In 1990, I purchased my home with the aide of a shared equity partner. he "loaned" me $32,287 which I used (along with other funds) as part of the down payment on my home in California. In August of last year, I finally "bought him out" by repaying the original $32,287 PLUS $15,131 ((FMV - 1st - my initial investment towards down - a re-finance credit)/2).
How and/or where on my tax returns would any/all of this be reported OR even should it be reported??
Can you help and if so THANKS for the HELP!!!!
How your mortgage arrangement will be treated depends on how it was documented.
If a note was made with interest computed based on the increase in equity, and a lien was recorded that the note was secured by the house, the interest may be deductible as mortgage interest.
If the other party was on the title for the residence, he or she could have a capital gain to report and you might have a basis adjustment.
If the arrangement wasn't recorded, you could have non-deductible interest and the other party could have taxable interest income.
You need someone who knows what they are doing to study your documents.
My telephone number is (408) 918-3161.
From: Bill Gray
WOW! Thanks for a reply and a quick one at that! I honestly did not expect anything back as I have yet to receive a response from this query when posted with others.

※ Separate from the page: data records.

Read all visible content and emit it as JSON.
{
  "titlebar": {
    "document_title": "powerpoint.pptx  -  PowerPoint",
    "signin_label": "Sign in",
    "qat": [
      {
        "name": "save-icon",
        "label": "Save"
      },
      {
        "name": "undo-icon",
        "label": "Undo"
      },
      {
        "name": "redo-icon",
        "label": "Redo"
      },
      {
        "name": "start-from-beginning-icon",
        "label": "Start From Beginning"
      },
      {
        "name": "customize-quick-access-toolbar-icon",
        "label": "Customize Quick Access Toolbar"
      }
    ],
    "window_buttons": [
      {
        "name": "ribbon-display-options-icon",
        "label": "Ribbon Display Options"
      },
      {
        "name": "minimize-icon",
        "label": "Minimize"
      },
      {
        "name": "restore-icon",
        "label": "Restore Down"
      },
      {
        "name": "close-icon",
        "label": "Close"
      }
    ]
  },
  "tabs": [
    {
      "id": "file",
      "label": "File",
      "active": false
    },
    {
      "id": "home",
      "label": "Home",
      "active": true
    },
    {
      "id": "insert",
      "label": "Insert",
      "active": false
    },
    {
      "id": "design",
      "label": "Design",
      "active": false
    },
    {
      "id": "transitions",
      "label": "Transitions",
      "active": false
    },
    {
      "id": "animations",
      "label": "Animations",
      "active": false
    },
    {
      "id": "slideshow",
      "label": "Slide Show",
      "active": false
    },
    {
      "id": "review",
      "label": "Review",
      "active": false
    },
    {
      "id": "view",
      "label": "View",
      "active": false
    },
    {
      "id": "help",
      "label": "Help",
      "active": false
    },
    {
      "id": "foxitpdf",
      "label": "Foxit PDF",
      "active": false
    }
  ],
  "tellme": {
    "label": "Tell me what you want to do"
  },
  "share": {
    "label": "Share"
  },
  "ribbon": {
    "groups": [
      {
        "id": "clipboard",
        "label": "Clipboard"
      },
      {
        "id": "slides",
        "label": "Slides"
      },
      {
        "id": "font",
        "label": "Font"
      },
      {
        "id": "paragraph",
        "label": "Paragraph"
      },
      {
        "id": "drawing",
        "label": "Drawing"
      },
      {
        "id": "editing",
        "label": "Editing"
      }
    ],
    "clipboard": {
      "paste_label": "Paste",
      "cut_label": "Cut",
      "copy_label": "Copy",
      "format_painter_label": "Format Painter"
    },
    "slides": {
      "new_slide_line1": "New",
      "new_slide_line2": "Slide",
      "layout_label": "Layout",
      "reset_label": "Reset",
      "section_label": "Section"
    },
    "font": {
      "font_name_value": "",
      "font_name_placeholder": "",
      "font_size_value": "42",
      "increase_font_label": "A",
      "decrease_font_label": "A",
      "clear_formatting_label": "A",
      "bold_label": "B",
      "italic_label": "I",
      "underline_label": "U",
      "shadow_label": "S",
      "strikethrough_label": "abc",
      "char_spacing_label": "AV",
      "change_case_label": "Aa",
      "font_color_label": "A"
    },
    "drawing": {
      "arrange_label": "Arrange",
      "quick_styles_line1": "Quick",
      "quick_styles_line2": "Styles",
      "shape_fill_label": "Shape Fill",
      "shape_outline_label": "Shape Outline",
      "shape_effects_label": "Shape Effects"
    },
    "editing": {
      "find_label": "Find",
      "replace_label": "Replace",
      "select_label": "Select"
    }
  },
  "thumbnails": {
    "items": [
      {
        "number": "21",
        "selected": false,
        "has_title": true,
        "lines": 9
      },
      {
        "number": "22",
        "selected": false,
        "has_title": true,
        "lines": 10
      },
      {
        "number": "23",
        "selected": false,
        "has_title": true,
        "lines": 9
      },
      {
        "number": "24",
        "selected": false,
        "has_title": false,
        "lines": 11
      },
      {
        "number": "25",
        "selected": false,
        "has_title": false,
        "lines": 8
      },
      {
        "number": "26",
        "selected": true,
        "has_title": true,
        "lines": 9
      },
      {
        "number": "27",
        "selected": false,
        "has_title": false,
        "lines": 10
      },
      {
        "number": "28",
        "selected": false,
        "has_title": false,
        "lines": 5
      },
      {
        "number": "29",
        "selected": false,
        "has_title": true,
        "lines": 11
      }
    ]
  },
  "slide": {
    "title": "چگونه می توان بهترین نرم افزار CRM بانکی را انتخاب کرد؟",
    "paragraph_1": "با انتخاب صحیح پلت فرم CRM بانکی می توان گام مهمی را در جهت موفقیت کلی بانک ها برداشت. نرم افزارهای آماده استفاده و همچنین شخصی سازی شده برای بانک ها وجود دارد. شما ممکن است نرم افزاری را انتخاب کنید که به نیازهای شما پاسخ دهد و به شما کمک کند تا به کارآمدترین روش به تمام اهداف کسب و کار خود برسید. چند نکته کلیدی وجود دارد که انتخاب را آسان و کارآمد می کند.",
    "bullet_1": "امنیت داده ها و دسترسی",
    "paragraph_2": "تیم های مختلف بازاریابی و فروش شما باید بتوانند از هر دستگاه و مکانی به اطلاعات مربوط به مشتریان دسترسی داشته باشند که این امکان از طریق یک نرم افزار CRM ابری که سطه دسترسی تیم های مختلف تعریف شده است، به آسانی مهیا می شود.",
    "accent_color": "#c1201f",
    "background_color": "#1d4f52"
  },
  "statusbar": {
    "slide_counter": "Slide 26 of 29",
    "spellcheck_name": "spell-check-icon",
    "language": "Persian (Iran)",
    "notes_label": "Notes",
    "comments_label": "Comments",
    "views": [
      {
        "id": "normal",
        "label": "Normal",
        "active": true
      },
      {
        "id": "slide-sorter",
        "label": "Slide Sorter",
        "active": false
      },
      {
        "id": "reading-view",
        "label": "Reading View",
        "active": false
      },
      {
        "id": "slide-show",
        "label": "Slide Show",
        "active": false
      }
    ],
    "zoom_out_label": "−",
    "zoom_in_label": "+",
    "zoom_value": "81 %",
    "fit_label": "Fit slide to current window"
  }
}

Actually, the first is kind of the case. A note was created with interest payable by me monthly on the original investment. Each year I deducted this as "other mortgage interest expense" as my partner had reported this to the IRS (besides, I liked the write-off;-}). So, are you saying that the final $15,131 could be written in as mortgage interest also?
The other party was never on the title. Only had a second place lien.
How much would you charge to take a look at the documentation and provide your "best guess"? I want to do ther right thing, not get audited, and not lose out on what could be rightfully mine. But you understand this don't you... :-}
Why don't you call me at (408) 918-3161 and let's discuss this.
Based on what you're telling me, it looks like you should qualify for a mortgage interest deduction.